Por: Matilda Hague

La cámara recorre las paredes con una cercanía casi invasiva, excavando las texturas para recuperar los recuerdos de la infancia. El ojo descubre y tritura la imagen como si fuera un cuerpo adolescente en Corazón embalsamado. En este bello registro de madurez, Julieta Seco nos comparte ese proceso tan duro en la individualidad y tan gozoso en lo colectivo: crecer.
En su película, Julieta es generosa con sus aprendizajes, como una hermana mayor lo sería explicándote cómo colocarse un tampón, contándote cómo se siente el primer beso o aconsejándote sobre cuándo es buen momento para empezar a usar brasier. Aquí, las enseñanzas se basan en las sensaciones que atravesaron a una niña al margen de la educación sexual imperfecta que recibió. Esta metodología de los sentidos está registrada en la voz en off. Destaca, con mucha sabiduría, que nada nos pertenece en la infancia: ni las casas, ni los coches, ni las calles. Pero “sí es nuestra la resaca, despertarse tarde, manchar la ropa”.
El cuerpo también se entiende a partir del entorno. No tendría sentido sin los aires que llenaron sus pulmones ni sin las montañas y las calles de Catamarca que lo vieron crecer. Tampoco puede escaparse del catolicismo, a través del cual una tuvo que (des)aprender que está mediada toda expresión de fe. Aunque la adolescente enfrente sola a su madre que la espera despierta cuando regresa de madrugada, es con las amigas que se atreve a romper las reglas y sentirse libre, tal vez, por primera vez.

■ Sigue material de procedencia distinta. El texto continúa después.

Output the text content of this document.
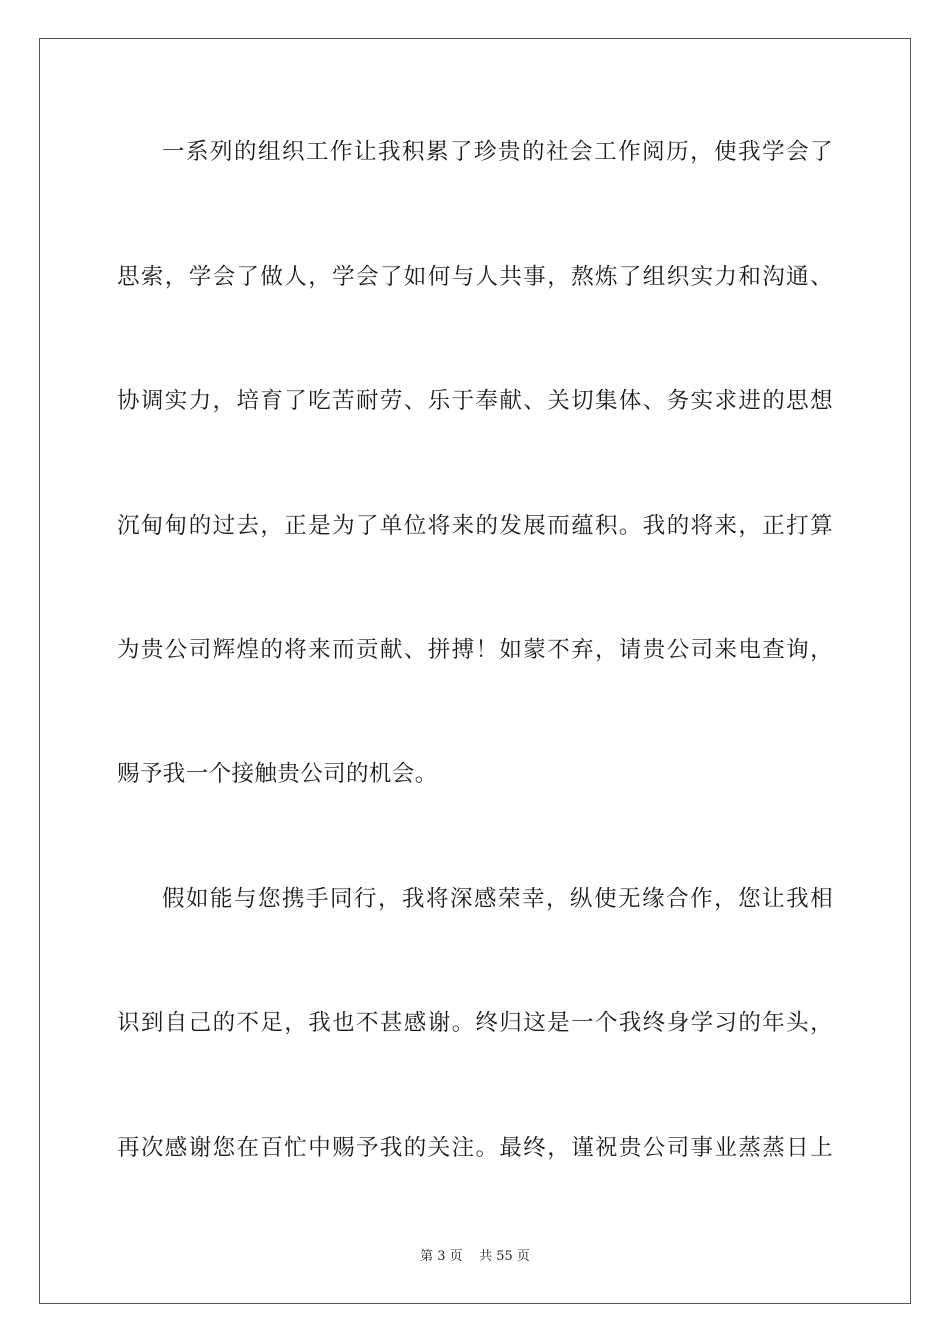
一系列的组织工作让我积累了珍贵的社会工作阅历，使我学会了
思索，学会了做人，学会了如何与人共事，熬炼了组织实力和沟通、
协调实力，培育了吃苦耐劳、乐于奉献、关切集体、务实求进的思想
沉甸甸的过去，正是为了单位将来的发展而蕴积。我的将来，正打算
为贵公司辉煌的将来而贡献、拼搏！如蒙不弃，请贵公司来电查询，
赐予我一个接触贵公司的机会。
假如能与您携手同行，我将深感荣幸，纵使无缘合作，您让我相
识到自己的不足，我也不甚感谢。终归这是一个我终身学习的年头，
再次感谢您在百忙中赐予我的关注。最终，谨祝贵公司事业蒸蒸日上
第 3 页    共 55 页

Las que crecimos con hermanos varones supimos distinguir nuestra experiencia de la suya. Los comentarios y amenazas que desechaban en nosotras alimentaron nuestra inseguridad, pero también la de ellos. A falta de las imágenes pornográficas que les obsesionaron, nosotras tuvimos un acercamiento al deseo que a primera vista podría parecer opaco. En realidad, para nosotras, el deseo cubría un paisaje mucho más amplio, desde los sueños a las texturas de un vestido de graduación, o desde las faldas del cerro y hasta en el rostro de la virgen. “Hay un poeta que dice que una siempre escribe el mismo verso” me mencionó Julieta cuando platicamos sobre su trabajo como montajista para Esquirlas (2020), una película de Natalia Garayalde. Se refería, ahora lo entiendo, al hecho de que, sin mucho azar, muchas veces su trabajo tenía que ver con la infancia y esa mirada ubicada en el recuerdo y desde la cicatriz. Me comentaba que cuando había llegado a México desde Argentina, acababa de terminar su labor con Esquirlas. Me dijo que, en ese momento, estaba trabajando en su propia película, que la tenía ahí “esperando a que se anime a asumirla”. Me doy cuenta ahora que llevaba dos maletas al llegar a México, una que desempacó inmediatamente al llegar: Esquirlas, que en realidad no era totalmente suya. La otra, que era mucho más personal, tardó algún tiempo en desempacarla: Corazón embalsamado. La última es una película de despedida. Pero no con Catamarca, sino con su propia adolescencia. Después de un aguacero y la nostalgia que atrae, aparece el sol que ilumina el valle. Por un momento nos deja contemplar las curvas cóncavas del paisaje del norte argentino. Inmediatamente después, aparece su entrepiernas. Hay una certeza en la niñez: el cuerpo es lo único que de verdad es nuestro, nuestro propio paisaje. Aunque se mueva, la certeza del cuerpo y los recuerdos que guardan ahí se quedan.